Pages

Monday, October 29, 2012

it's my birthday soon!

this Sunday is my birthday.
the dilemma came when friends suggest to celebrate birthday for me : should I go out and enjoy myself or choose an activity that wl can be present too.

It is not true that we'll have no life when babies come along. I fully understand that it is always my  choice, it's just a qn of 'what I am prepared to sacrifice'?

I enjoy wl's company and will always miss her whenever she's not with me. however she's just a baby, she can only be active for 3-4hrs before she'll get cranky, she has to eat on time, slp on time and have chance to move ard. Home is the best place if I want wl to be ard. ktv, chill out with friends, shopping, movies at cinema, holidays are usually impossible activities.

fortunately, my in laws are very supportive, and wl is always safe and happy with them. over the yr, I have overcome some of these obstacles with their help:
1) went for midnight movies while wl slp soundly at tampines with her grandparents, 2) went holiday to beach chalet with in laws, enjoyed some 二人世界 when wl played and slp at her grandparents room. 3) had high tea with friends and even had a glass of beer with a friend once!

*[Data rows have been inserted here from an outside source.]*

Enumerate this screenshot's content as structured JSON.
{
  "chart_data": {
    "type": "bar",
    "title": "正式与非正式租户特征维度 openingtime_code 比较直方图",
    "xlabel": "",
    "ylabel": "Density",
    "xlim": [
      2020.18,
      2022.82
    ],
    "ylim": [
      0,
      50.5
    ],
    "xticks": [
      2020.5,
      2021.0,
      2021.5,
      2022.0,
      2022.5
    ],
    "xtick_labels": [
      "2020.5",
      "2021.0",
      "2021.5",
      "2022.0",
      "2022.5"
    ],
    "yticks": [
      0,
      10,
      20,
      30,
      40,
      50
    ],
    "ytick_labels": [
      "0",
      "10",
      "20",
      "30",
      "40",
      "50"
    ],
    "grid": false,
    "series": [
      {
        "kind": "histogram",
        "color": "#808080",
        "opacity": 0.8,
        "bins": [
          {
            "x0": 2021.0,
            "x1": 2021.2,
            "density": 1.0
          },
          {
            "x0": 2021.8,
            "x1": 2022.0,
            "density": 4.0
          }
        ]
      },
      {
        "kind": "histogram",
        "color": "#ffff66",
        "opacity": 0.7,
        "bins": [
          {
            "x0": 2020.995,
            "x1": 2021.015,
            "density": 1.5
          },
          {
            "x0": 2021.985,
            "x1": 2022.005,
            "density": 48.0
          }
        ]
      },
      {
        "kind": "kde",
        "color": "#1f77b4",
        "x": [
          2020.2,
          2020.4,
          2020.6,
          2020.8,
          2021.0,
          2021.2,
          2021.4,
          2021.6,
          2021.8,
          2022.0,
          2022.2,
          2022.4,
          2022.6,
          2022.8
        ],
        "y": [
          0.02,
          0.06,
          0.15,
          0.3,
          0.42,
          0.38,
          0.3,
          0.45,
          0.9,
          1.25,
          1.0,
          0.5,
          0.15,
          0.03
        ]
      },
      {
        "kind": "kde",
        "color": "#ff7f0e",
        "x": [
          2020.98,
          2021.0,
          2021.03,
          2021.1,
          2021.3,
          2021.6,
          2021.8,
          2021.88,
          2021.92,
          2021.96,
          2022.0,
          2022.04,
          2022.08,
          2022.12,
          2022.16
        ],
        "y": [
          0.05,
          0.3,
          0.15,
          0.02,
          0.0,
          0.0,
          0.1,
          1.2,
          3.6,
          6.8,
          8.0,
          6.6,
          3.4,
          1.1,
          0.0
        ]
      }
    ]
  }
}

Now I am going to push further, using my birthday as an excuse, to challenge my limits. I have booked air ticket to Bangkok and will leave my baby for four nights! and I am trying a night to ktv with friends before my birthday. as I declare the plans, I am feeling intense guilt and excitement at the same time.

can I survive?

Published with Blogger-droid v2.0.9

1 comment:

Anonymous said...

I often face the same guilt too. I often feel that I already don't spend enough time with bl and I shouldn't take my free time away from him to indulge in adult activities. Then again, once or twice in a long long while shouldn't hurt. Wish us luck!!!